注意：此函数是在执行特定命令之前进行调用的，并且在当前占用内存低于限制后即返回OK。因此可能在后续执行命令后，redis占用的内存就超过了maxmemory的限制。因此,maxmemory是redis执行命令所需保证的最大内存占用，而非redis实际的最大内存占用。（在不考虑slave buffer和aof buffer的前提下）

LRU 数据淘汰机制
　　在服务器配置中保存了 lru 计数器 server.lrulock，会定时（redis 定时程序 serverCorn()）更新，server.lrulock 的值是根据 server.unixtime 计算出来的。
　　另外，从 struct redisObject 中可以发现，每一个 redis 对象都会设置相应的 lru。
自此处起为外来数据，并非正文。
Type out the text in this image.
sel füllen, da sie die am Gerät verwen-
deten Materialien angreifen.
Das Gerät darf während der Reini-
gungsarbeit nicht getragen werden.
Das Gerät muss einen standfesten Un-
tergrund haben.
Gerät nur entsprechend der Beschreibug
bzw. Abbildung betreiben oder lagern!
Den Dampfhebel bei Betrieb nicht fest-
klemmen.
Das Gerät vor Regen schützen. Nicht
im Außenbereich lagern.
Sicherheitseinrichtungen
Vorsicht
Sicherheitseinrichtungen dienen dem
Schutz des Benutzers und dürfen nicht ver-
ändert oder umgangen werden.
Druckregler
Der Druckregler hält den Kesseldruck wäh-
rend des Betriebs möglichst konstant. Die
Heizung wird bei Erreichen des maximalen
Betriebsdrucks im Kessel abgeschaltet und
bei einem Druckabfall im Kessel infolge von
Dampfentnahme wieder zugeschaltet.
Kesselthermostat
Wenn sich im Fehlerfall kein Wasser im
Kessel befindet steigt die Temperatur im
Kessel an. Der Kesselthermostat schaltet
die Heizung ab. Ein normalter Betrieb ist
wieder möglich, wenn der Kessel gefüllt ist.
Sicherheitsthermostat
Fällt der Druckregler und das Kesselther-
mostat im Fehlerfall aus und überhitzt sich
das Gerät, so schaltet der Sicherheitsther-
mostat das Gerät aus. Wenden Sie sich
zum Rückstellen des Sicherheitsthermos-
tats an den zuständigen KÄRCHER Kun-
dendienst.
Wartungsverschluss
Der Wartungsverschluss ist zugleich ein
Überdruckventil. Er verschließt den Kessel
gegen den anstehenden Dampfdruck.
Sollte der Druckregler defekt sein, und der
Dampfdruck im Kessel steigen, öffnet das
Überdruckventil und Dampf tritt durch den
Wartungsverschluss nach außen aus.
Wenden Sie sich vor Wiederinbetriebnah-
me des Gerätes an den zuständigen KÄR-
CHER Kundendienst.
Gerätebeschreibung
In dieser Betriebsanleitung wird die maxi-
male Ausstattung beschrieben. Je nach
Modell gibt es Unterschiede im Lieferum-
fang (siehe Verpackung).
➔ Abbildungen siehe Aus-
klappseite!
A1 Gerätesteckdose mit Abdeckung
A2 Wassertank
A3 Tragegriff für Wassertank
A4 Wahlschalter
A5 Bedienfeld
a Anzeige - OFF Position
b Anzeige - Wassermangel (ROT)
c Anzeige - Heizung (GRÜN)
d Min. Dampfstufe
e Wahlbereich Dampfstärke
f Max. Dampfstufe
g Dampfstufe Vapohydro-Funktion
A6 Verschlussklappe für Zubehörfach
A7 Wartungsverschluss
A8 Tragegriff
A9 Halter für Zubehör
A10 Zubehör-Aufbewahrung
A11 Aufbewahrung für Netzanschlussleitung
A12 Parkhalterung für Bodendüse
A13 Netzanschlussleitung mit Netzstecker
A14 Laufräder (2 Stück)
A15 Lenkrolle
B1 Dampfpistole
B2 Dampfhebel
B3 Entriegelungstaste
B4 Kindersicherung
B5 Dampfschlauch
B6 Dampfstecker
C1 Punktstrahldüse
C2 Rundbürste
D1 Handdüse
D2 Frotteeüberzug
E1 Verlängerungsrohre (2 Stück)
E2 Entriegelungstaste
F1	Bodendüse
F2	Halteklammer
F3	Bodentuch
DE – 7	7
可以想象的是，每一次访问数据的时候，会更新 redisObject.lru。
　　LRU 数据淘汰机制是这样的：　　

在数据集中随机挑选几个键值对，取出其中 lru 最小的键值对淘汰。所以，你会发现，redis
并不是保证取得所有数据集中最近最少使用（LRU）的键值对，而只是随机挑选的几个键值对中的。

在redis.h中声明的redisObj定义的如下:

#define REDIS_LRU_BITS 24
#define REDIS_LRU_CLOCK_MAX ((1<<REDIS_LRU_BITS)-1) /* Max value of obj->lru */
#define REDIS_LRU_CLOCK_RESOLUTION 1000 /* LRU clock resolution in ms */
typedef struct redisObject {<br>　　//存放的对象类型
unsigned type:4;
//内容编码
unsigned encoding:4;
//与server.lruclock的时间差值
unsigned lru:REDIS_LRU_BITS; /* lru time (relative to server.lruclock) */\
//引用计数算法使用的引用计数器
int refcount;
//数据指针
void *ptr;
} robj;

　　从redisObject结构体的定义中可以看出，在Redis中存放的对象不仅会有一个引用计数器，还会存在一个server.lruclock,这个变量会在定时器中每次刷新时，调用getLRUClock获取当前系统的毫秒数，作为LRU时钟数,该计数器总共占用24位,最大可以表示的值为24个1，即((1<< REDIS_LRU_BITS) - 1)=2^24 - 1,单位是毫秒，你可以算一下这么多毫秒，可以表示多少年~~
　　server.lruclock在redis.c中运行的定时器中进行更新操作,代码如下(redis.c中的定时器被配置中100ms执行一次)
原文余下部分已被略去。